Tissue-specific posttranslational modification allows functional targeting of thyrotropin

Abstract

Thyroid-stimulating hormone (TSH; thyrotropin) is a glycoprotein secreted from the pituitary gland. Pars distalis-derived TSH (PD-TSH) stimulates the thyroid gland to produce thyroid hormones (THs), whereas pars tuberalis-derived TSH (PT-TSH) acts on the hypothalamus to regulate seasonal physiology and behavior. However, it had not been clear how these two TSHs avoid functional crosstalk. Here, we show that this regulation is mediated by tissue-specific glycosylation. Although PT-TSH is released into the circulation, it does not stimulate the thyroid gland. PD-TSH is known to have sulfated biantennary N-glycans, and sulfated TSH is rapidly metabolized in the liver. In contrast, PT-TSH has sialylated multibranched N-glycans; in the circulation, it forms the macro-TSH complex with immunoglobulin or albumin, resulting in the loss of its bioactivity. Glycosylation is fundamental to a wide range of biological processes. This report demonstrates its involvement in preventing functional crosstalk of signaling molecules in the body.

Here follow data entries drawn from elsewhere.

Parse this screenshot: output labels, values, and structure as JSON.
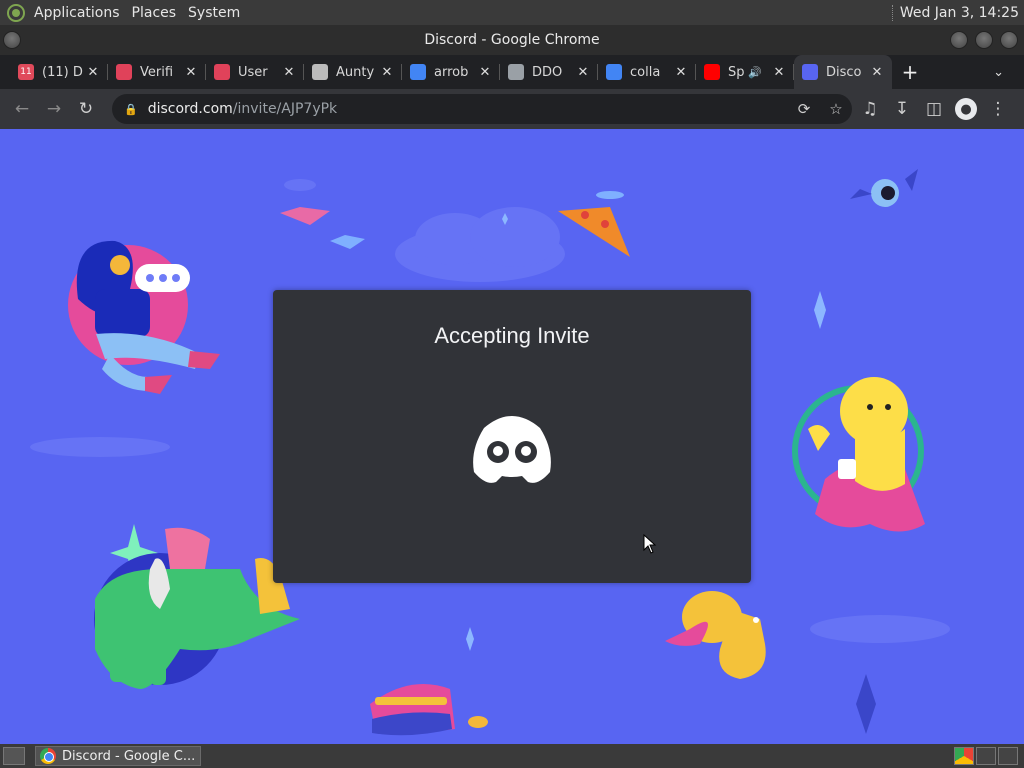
{
  "top_panel": {
    "menus": [
      "Applications",
      "Places",
      "System"
    ],
    "clock": "Wed Jan  3, 14:25"
  },
  "window": {
    "title": "Discord - Google Chrome"
  },
  "tabs": [
    {
      "label": "(11) D",
      "icon": "calendar-icon",
      "color": "#e04a5b",
      "badge": "11"
    },
    {
      "label": "Verifi",
      "icon": "robot-icon",
      "color": "#e0425a"
    },
    {
      "label": "User",
      "icon": "robot-icon",
      "color": "#e0425a"
    },
    {
      "label": "Aunty",
      "icon": "roblox-icon",
      "color": "#bbbbbb"
    },
    {
      "label": "arrob",
      "icon": "google-icon",
      "color": "#4285f4"
    },
    {
      "label": "DDO",
      "icon": "globe-icon",
      "color": "#9aa0a6"
    },
    {
      "label": "colla",
      "icon": "google-icon",
      "color": "#4285f4"
    },
    {
      "label": "Sp",
      "icon": "youtube-icon",
      "color": "#ff0000",
      "audio": true
    },
    {
      "label": "Disco",
      "icon": "discord-icon",
      "color": "#5865f2",
      "active": true
    }
  ],
  "toolbar": {
    "url_host": "discord.com",
    "url_path": "/invite/AJP7yPk"
  },
  "modal": {
    "title": "Accepting Invite"
  },
  "taskbar": {
    "task_label": "Discord - Google C..."
  },
  "colors": {
    "discord_blurple": "#5865f2",
    "modal_bg": "#313338"
  }
}
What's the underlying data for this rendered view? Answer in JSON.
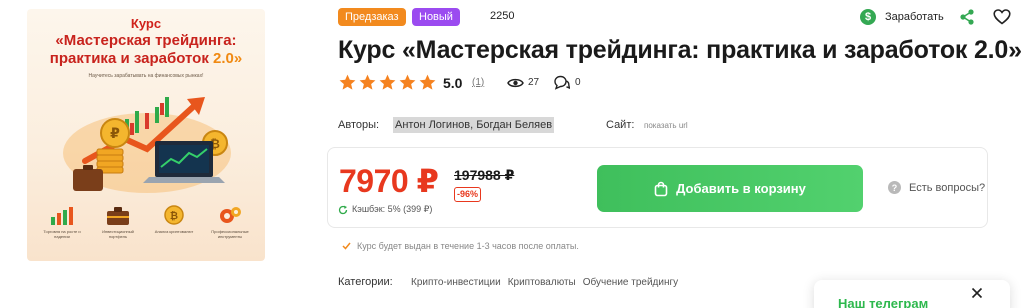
{
  "cover": {
    "kicker": "Курс",
    "title_line1": "«Мастерская трейдинга:",
    "title_line2_a": "практика и заработок ",
    "title_line2_b": "2.0»",
    "subtitle": "Научитесь зарабатывать на финансовых рынках!",
    "features": [
      {
        "label": "Торговля на росте и падении",
        "icon": "growth-chart-icon"
      },
      {
        "label": "Инвестиционный портфель",
        "icon": "briefcase-icon"
      },
      {
        "label": "Анализ криптовалют",
        "icon": "crypto-coin-icon"
      },
      {
        "label": "Профессиональные инструменты",
        "icon": "gears-icon"
      }
    ]
  },
  "badges": {
    "preorder": "Предзаказ",
    "new": "Новый"
  },
  "views_total": "2250",
  "header_actions": {
    "earn_label": "Заработать",
    "earn_icon": "dollar-coin-icon",
    "share_icon": "share-icon",
    "favorite_icon": "heart-icon"
  },
  "product": {
    "title": "Курс «Мастерская трейдинга: практика и заработок 2.0»",
    "rating": "5.0",
    "rating_count": "(1)",
    "stars": 5,
    "views": "27",
    "comments": "0"
  },
  "authors": {
    "label": "Авторы:",
    "value": "Антон Логинов, Богдан Беляев"
  },
  "site": {
    "label": "Сайт:",
    "link": "показать url"
  },
  "pricing": {
    "price": "7970 ₽",
    "old_price": "197988 ₽",
    "discount": "-96%",
    "cashback": "Кэшбэк: 5% (399 ₽)"
  },
  "actions": {
    "add_to_cart": "Добавить в корзину",
    "ask": "Есть вопросы?"
  },
  "delivery_note": "Курс будет выдан в течение 1-3 часов после оплаты.",
  "categories": {
    "label": "Категории:",
    "items": [
      "Крипто-инвестиции",
      "Криптовалюты",
      "Обучение трейдингу"
    ]
  },
  "telegram_popup": {
    "title": "Наш телеграм"
  },
  "colors": {
    "accent_green": "#3fbf5c",
    "price_red": "#e8381e",
    "preorder_orange": "#f28a1e",
    "new_purple": "#9b4bf0",
    "star": "#f5821f"
  }
}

Figure 1. PT-TSH secreted into the peripheral circulation has little bioactivity

(A–D) Effects of melatonin on TSH concentration in PT (A), PD (B), and serum (C), and on serum T₄ level (D). *P<0.05; **P<0.01 (t-test, n=6–12). (E–G) Effects of changing day length and T₃ administration on Tshb mRNA (E), TSH concentration in PD and PT (F), and serum TSH and T₄ levels (G). LD: long day; SD: short day; T₃: daily T₃ administration. *P<0.05; **P < 0.01; ^##P<0.01 vs. smallest value (ANOVA, Fisher’s LSD post-hoc test, n=5–9). Values are means±s.e.m. Scale bars: 200 μm.

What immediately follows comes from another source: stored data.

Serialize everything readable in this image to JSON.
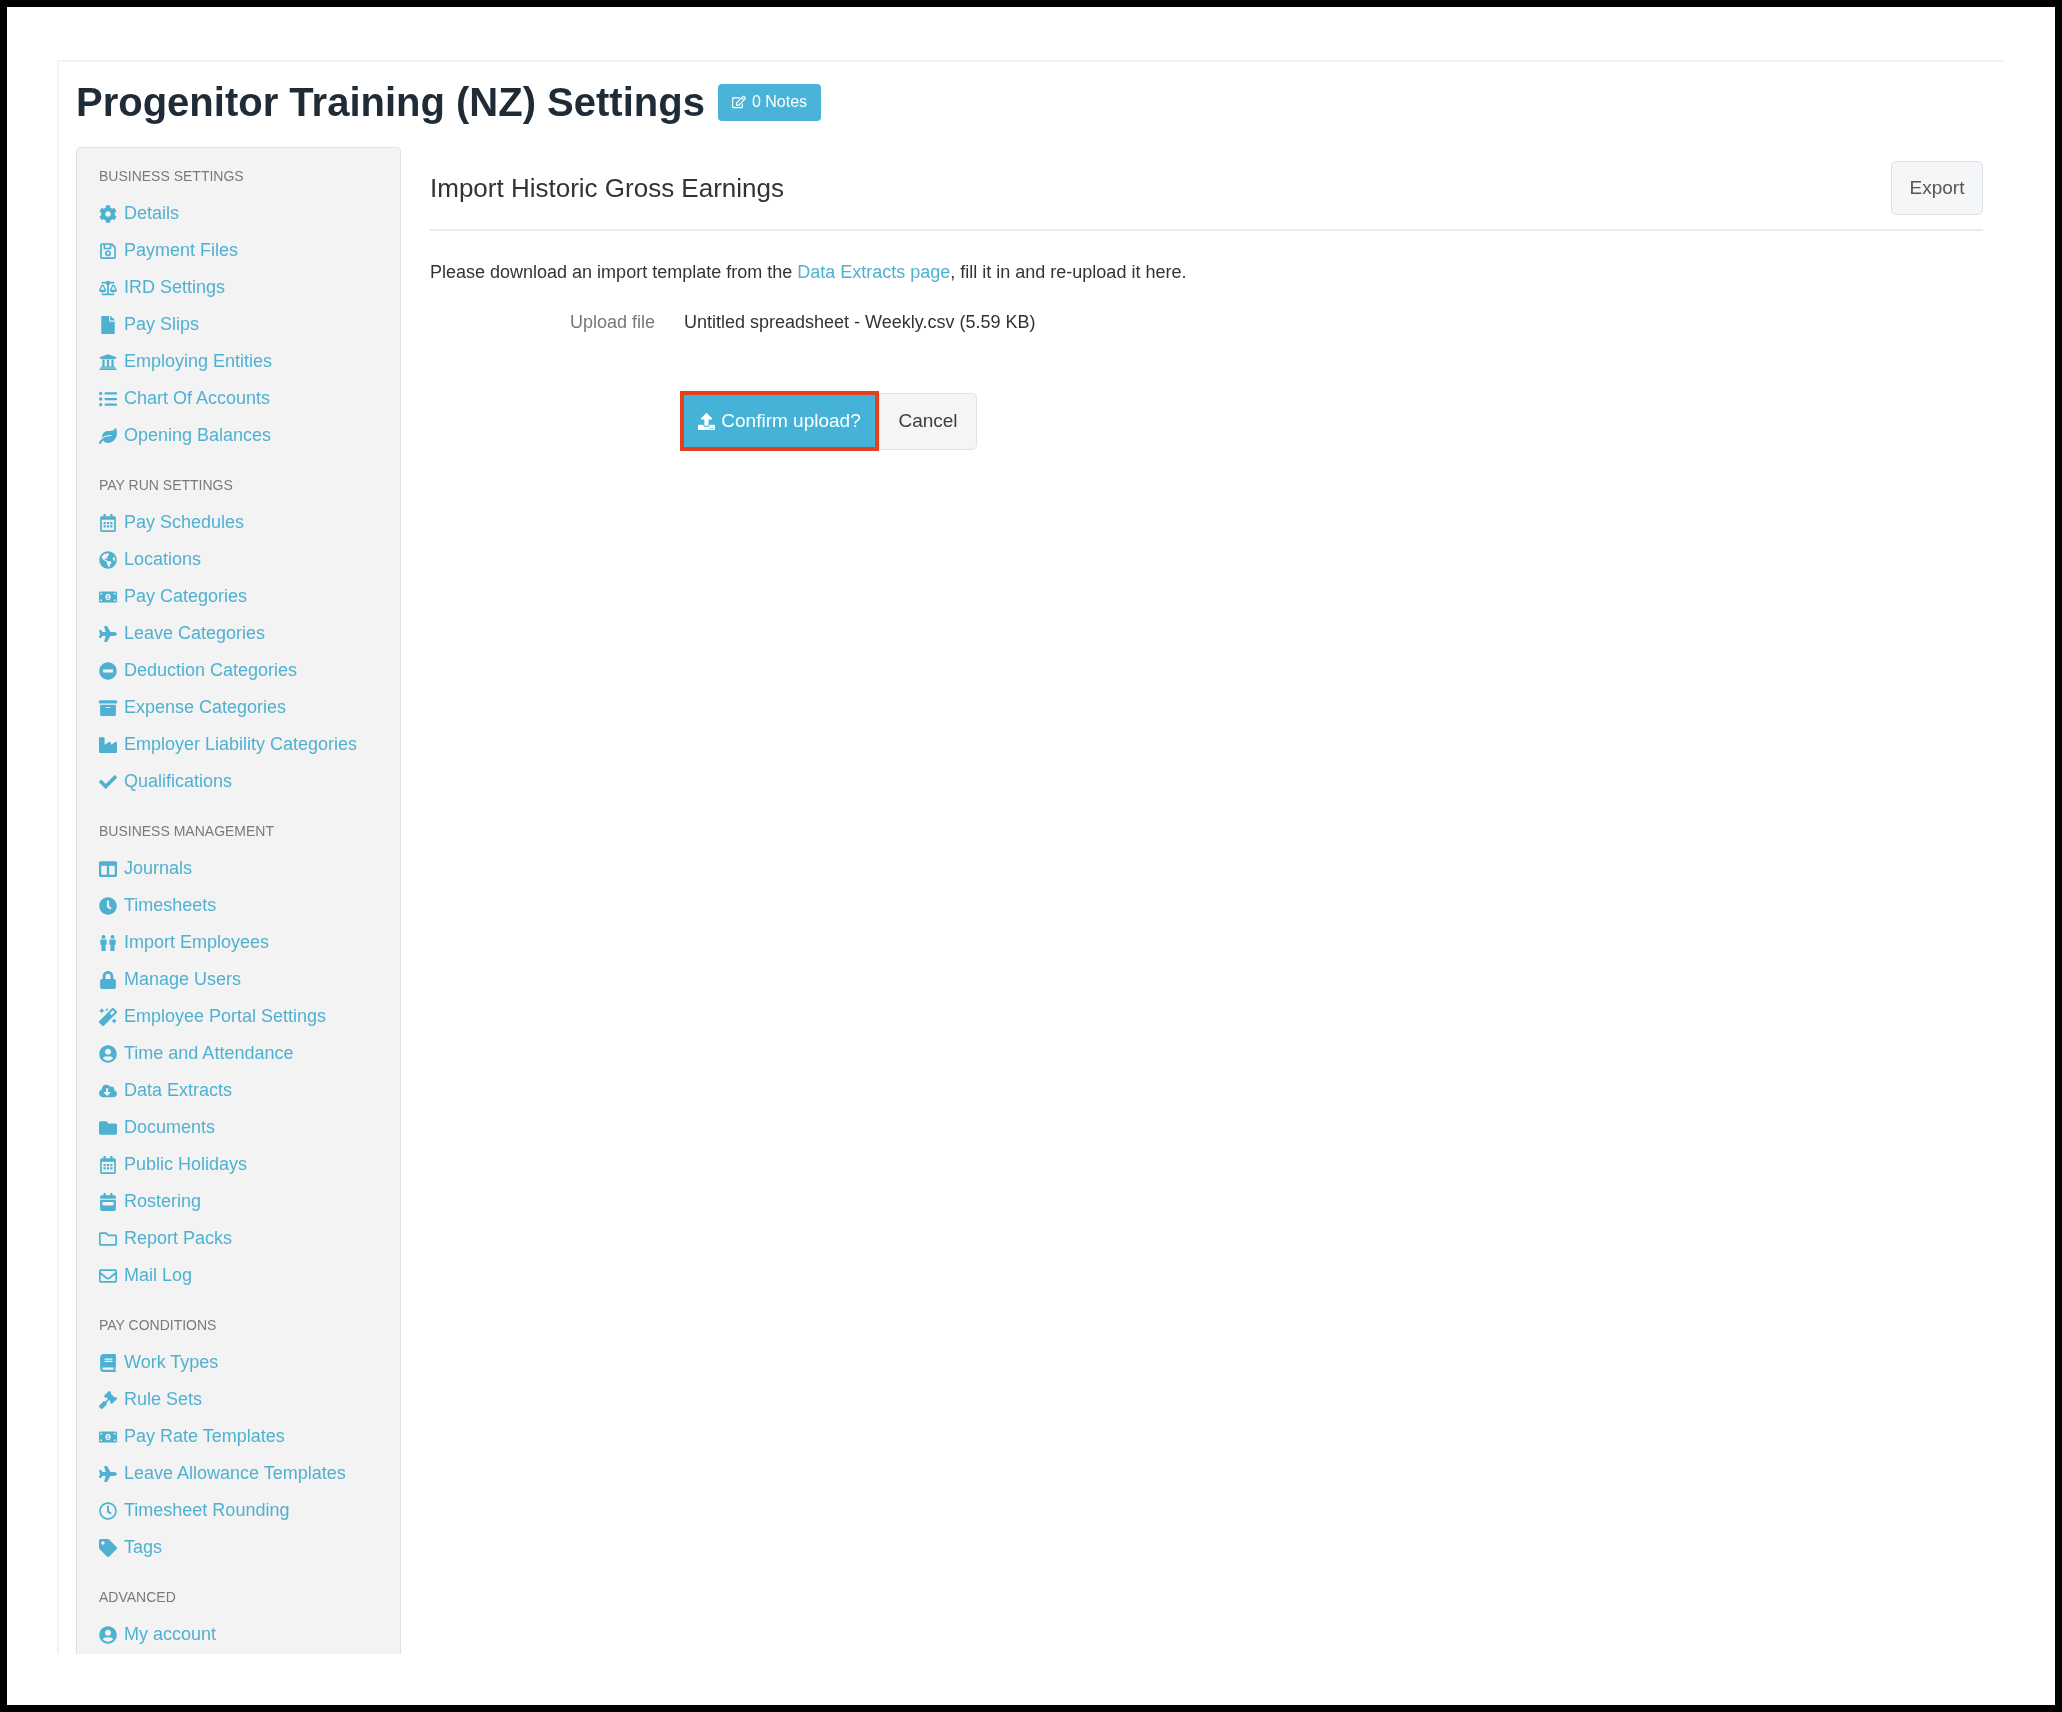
{
  "page": {
    "title": "Progenitor Training (NZ) Settings",
    "notes_badge": "0 Notes"
  },
  "sidebar": {
    "sections": [
      {
        "heading": "BUSINESS SETTINGS",
        "items": [
          {
            "label": "Details"
          },
          {
            "label": "Payment Files"
          },
          {
            "label": "IRD Settings"
          },
          {
            "label": "Pay Slips"
          },
          {
            "label": "Employing Entities"
          },
          {
            "label": "Chart Of Accounts"
          },
          {
            "label": "Opening Balances"
          }
        ]
      },
      {
        "heading": "PAY RUN SETTINGS",
        "items": [
          {
            "label": "Pay Schedules"
          },
          {
            "label": "Locations"
          },
          {
            "label": "Pay Categories"
          },
          {
            "label": "Leave Categories"
          },
          {
            "label": "Deduction Categories"
          },
          {
            "label": "Expense Categories"
          },
          {
            "label": "Employer Liability Categories"
          },
          {
            "label": "Qualifications"
          }
        ]
      },
      {
        "heading": "BUSINESS MANAGEMENT",
        "items": [
          {
            "label": "Journals"
          },
          {
            "label": "Timesheets"
          },
          {
            "label": "Import Employees"
          },
          {
            "label": "Manage Users"
          },
          {
            "label": "Employee Portal Settings"
          },
          {
            "label": "Time and Attendance"
          },
          {
            "label": "Data Extracts"
          },
          {
            "label": "Documents"
          },
          {
            "label": "Public Holidays"
          },
          {
            "label": "Rostering"
          },
          {
            "label": "Report Packs"
          },
          {
            "label": "Mail Log"
          }
        ]
      },
      {
        "heading": "PAY CONDITIONS",
        "items": [
          {
            "label": "Work Types"
          },
          {
            "label": "Rule Sets"
          },
          {
            "label": "Pay Rate Templates"
          },
          {
            "label": "Leave Allowance Templates"
          },
          {
            "label": "Timesheet Rounding"
          },
          {
            "label": "Tags"
          }
        ]
      },
      {
        "heading": "ADVANCED",
        "items": [
          {
            "label": "My account"
          }
        ]
      }
    ]
  },
  "panel": {
    "title": "Import Historic Gross Earnings",
    "export_button": "Export",
    "instructions": {
      "before": "Please download an import template from the ",
      "link": "Data Extracts page",
      "after": ", fill it in and re-upload it here."
    },
    "upload_file": {
      "label": "Upload file",
      "value": "Untitled spreadsheet - Weekly.csv (5.59 KB)"
    },
    "actions": [
      {
        "kind": "primary",
        "label": "Confirm upload?",
        "highlighted": true
      },
      {
        "kind": "secondary",
        "label": "Cancel",
        "highlighted": false
      }
    ]
  }
}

Figure 2. Glycosylation is different between PT-TSH and PD-TSH

(A) WB of PT and PD homogenates with TSHβ and TSHα antibodies under reducing and denaturing conditions. m: monomeric band; d: dimeric bands; *: non-specific bands. (B) WB of PT and PD homogenate under non-reducing conditions. (C) Deglycosylated TSHs were analyzed under non-reducing conditions. dgd: deglycosylated form; arrow: glycosylated form. (D) WB of IP-TSH under non-reducing conditions. (E) Positive-ion MALDI-TOF-MS of N-glycans cleaved from IP-TSHs. Blue: PD-TSH-specific N-glycans; Red: PT-TSH-specific N-glycans; Purple: common N-glycans. (F) LB analysis of TSHs.

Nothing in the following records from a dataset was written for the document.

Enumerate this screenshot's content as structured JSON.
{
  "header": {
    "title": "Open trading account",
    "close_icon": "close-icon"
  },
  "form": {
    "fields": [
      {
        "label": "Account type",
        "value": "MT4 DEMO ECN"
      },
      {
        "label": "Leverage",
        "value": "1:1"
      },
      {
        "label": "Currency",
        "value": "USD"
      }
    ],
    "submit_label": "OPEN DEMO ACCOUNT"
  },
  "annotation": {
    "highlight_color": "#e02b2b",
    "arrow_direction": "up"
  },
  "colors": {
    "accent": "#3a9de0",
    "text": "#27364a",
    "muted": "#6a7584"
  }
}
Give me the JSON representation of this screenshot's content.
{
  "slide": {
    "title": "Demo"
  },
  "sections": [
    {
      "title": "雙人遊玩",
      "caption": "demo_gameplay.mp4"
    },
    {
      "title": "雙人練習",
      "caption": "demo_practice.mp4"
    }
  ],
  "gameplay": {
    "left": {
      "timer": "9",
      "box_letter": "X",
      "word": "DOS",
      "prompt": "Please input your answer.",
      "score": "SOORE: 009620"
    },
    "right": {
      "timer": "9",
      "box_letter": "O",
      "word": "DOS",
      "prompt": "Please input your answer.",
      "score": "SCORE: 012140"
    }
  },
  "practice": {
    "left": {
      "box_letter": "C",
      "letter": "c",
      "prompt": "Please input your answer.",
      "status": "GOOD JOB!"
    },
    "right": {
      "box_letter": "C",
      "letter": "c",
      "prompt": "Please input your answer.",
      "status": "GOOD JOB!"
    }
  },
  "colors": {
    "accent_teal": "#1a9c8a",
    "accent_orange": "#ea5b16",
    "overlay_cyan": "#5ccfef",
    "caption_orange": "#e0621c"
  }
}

Figure 3. TSH forms in the circulation macro-TSH with IgG or albumin

(A) WB of serum TSH from LD+T₃ mice (See Figure 1). (B) Measurements of TSH, IgGs, and IgM in fractions from gel-filtration chromatography. Yellow shading: macro-TSH; arrow: additional peak. (C) Separation of IgG subclasses by Protein A affinity chromatography. Black open arrow: free TSH; black solid arrow: macro-TSH; red solid arrows: IgG2b; red open arrows: IgG2a, IgG3. (D) IgG isotyping of serum and macro-TSH. (E) Adsorption test of TSH with serum. *P<0.05; **P<0.01 vs. PD (means±s.e.m., t-test, n=4). (F,G) WB of TSH (F) and albumin (G) in fractions from Protein A affinity chromatography. Arrowhead: albumin-TSH complex. (H) Detection of IP-albumin-TSH complex in sera. Red: albumin-TSH complex; black: free albumin. (I) Macro-TSH disappeared when albumin was removed from the IgG-free flow-through fraction. Arrowhead: position of albumin-TSH. (J) WB of TSHβ and IgG2b in macro-TSH fractions under acidification condition (pH 3) by citrate or denature condition by DTT. Arrowhead: position of IgG-TSH.

Figure 4. Formation of macro-TSH strongly reduces bioactivity of PT-TSH

(A) Bioactivity of TSH from PT or PD homogenates, analyzed using TSHR-expressing CHO cells. Ratio of TSH bioactivity to immunoreactivity (B/I) was evaluated by cAMP accumulation. (B) Bioactivity of serum TSH from LD+T₃ and SD animals, examined using primary cultured MBH and thyrocytes. (C) Bioactivity of macro-TSH (fr 20 of Figure 3B) and free TSH (fr 30), examined using primary cultured MBH and thyrocytes. (D) Effect of serum incubation on bioactivity of PT-TSH and PD-TSH. All values are means+s.e.m., n=3–5. *P<0.05; **P<0.01 (t-test).